James la regarda avec un petit sourire en coin, et demanda d'un ton innocent :
_ Comment, déjà ? Je suis pourtant certain que c'était l'aventure la plus passionnante de toute votre vie !
Alice le regarda, scandalisée, et rétorqua :
_ Mais de quel droit vous me jugez comme cela ? Vous ne me connaissez même pas !
_ Alice, enfin... Vous êtes l'unique fille d'un riche planteur de Caroline du Sud. Vous venez de Londres, vous avez quitté la haute société londonienne pour la haute société de Charleston. Je suis certain que c'était la première fois que vous assistiez à une bagarre entre gens du peuple.
Alice ne répondit pas, les dents serrés ; elle tourna la tête et croisa les bras, et finit par lâcher :
_ Et même si c'était le cas, qu'est-ce que cela peut bien vous faire ? Cela me convient très bien de vivre ainsi.
_ L'aventure ne vous tente donc pas du tout ? Pourquoi aider votre frère, dans ce cas ? Cela doit être excitant, pour une jeune fille de bonne famille, de transgresser les règles. Je me trompe ?
_ Il s'agit uniquement de protéger Henry de l'œil de notre père, rétorqua Alice, les bras toujours croisés. Et jamais il ne m'aurait offerte en pâture à un mendiant comme cela, lui ! En plus, vous avez décidé de me prévenir au dernier moment ! Vous m'avez manipulée.
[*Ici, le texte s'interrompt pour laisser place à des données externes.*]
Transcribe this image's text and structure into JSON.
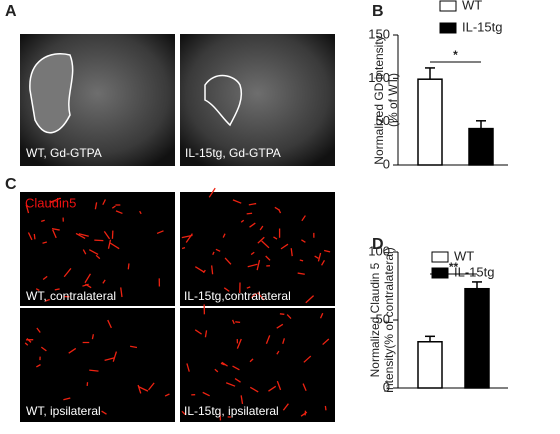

James écarta les bras comme s'il s'avouait démasqué, et il dit sur un ton d'excuse :
_ J'ai finalement cru que cela vous amuserait, mais je me suis de toute évidence trompé. J'ai pensé que sortir de votre quotidien vous plairait, mais si je me suis fourvoyé, dîtes le moi. La Alice cinglante et piquante que je viens de rencontrer laissait penser qu'elle serait ravie de vivre des choses différentes.
Alice se mordit les lèvres, réfléchissant à toute allure ; le peu qu'elle connaissait de James laissait entendre que lui était bien du genre à sortir du quotidien. Il n'avait pas hésité à laisser son titre de Lord pour partir découvrir le monde !
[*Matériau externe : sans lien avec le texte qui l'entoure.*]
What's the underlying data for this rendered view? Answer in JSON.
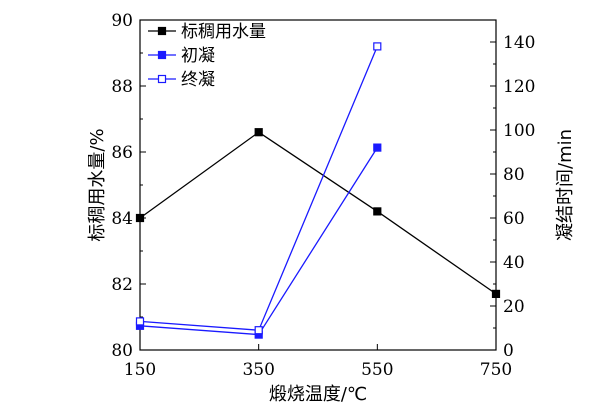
{
  "chart_data": {
    "type": "line",
    "x_label": "煅烧温度/℃",
    "y_left_label": "标稠用水量/%",
    "y_right_label": "凝结时间/min",
    "x_ticks": [
      "150",
      "350",
      "550",
      "750"
    ],
    "x_range": [
      150,
      750
    ],
    "y_left_range": [
      80,
      90
    ],
    "y_left_ticks": [
      "80",
      "82",
      "84",
      "86",
      "88",
      "90"
    ],
    "y_right_range": [
      0,
      150
    ],
    "y_right_ticks": [
      "0",
      "20",
      "40",
      "60",
      "80",
      "100",
      "120",
      "140"
    ],
    "legend_position": "top-left",
    "series": [
      {
        "name": "标稠用水量",
        "axis": "left",
        "color": "#000000",
        "marker": "filled-square",
        "x": [
          150,
          350,
          550,
          750
        ],
        "y": [
          84.0,
          86.6,
          84.2,
          81.7
        ]
      },
      {
        "name": "初凝",
        "axis": "right",
        "color": "#1a1aff",
        "marker": "filled-square",
        "x": [
          150,
          350,
          550
        ],
        "y": [
          11,
          7,
          92
        ]
      },
      {
        "name": "终凝",
        "axis": "right",
        "color": "#1a1aff",
        "marker": "open-square",
        "x": [
          150,
          350,
          550
        ],
        "y": [
          13,
          9,
          138
        ]
      }
    ]
  }
}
Et il plaisait beaucoup à Alice, c'était un fait ; même si son côté manipulateur était quelque peu déplaisant...
Mais il était évident que si Alice voulait lui plaire, il allait falloir qu'elle sorte elle aussi de son quotidien, comme il disait. Et si elle était tout à fait honnête avec elle-même, elle avait apprécié ce moment, ce parfum enivrant de l'aventure et du danger ; ce qu'elle n'avait pas aimé, c'était le comportement de cet homme qui l'avait agressé. Et de s'être faite manipulée par James, il fallait le reconnaître.
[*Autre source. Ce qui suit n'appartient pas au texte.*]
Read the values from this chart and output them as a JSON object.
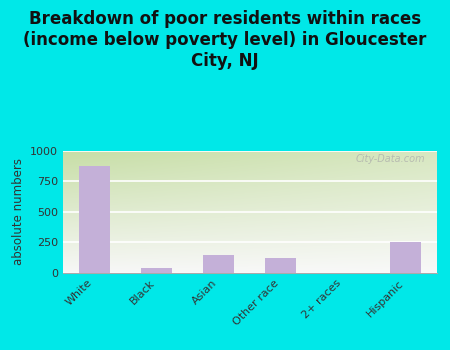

_ Elle l'est, répliqua finalement Alice. Mais sachez que je déteste être manipulée, et c'est ce que vous avez fait. Soyez honnête dès le départ, la prochaine fois. Là, vous étiez prêt à me laisser me faire agresser juste pour pouvoir mettre votre marchandise en sûreté. Imaginez ma réaction si je n'avais pas su que c'était faux ! J'en aurais été très choquée. Ce n'était pas correct de votre part.
James sourit, un sourire renversant et ravageur, et il dit négligemment en passant sa main dans son catogan :
_ Donc, la prochaine fois vous dîtes ? Vous voulez qu'il y ait une prochaine fois ?
_ Je ne suis pas uniquement la fille d'un planteur riche qui fait tout ce qu'on lui dit, rétorqua Alice en reprenant ses mots.
_ Parfait, alors, dit James d'un air satisfait. En revanche, la prochaine fois risque d'être lointaine.
_ Pourquoi ça ? demanda Alice en fronçant les sourcils.
_ Je pars avec ce navire, je suis second du Capitaine, révéla James. Nous levons l'ancre demain à l'aube, pour Cuba.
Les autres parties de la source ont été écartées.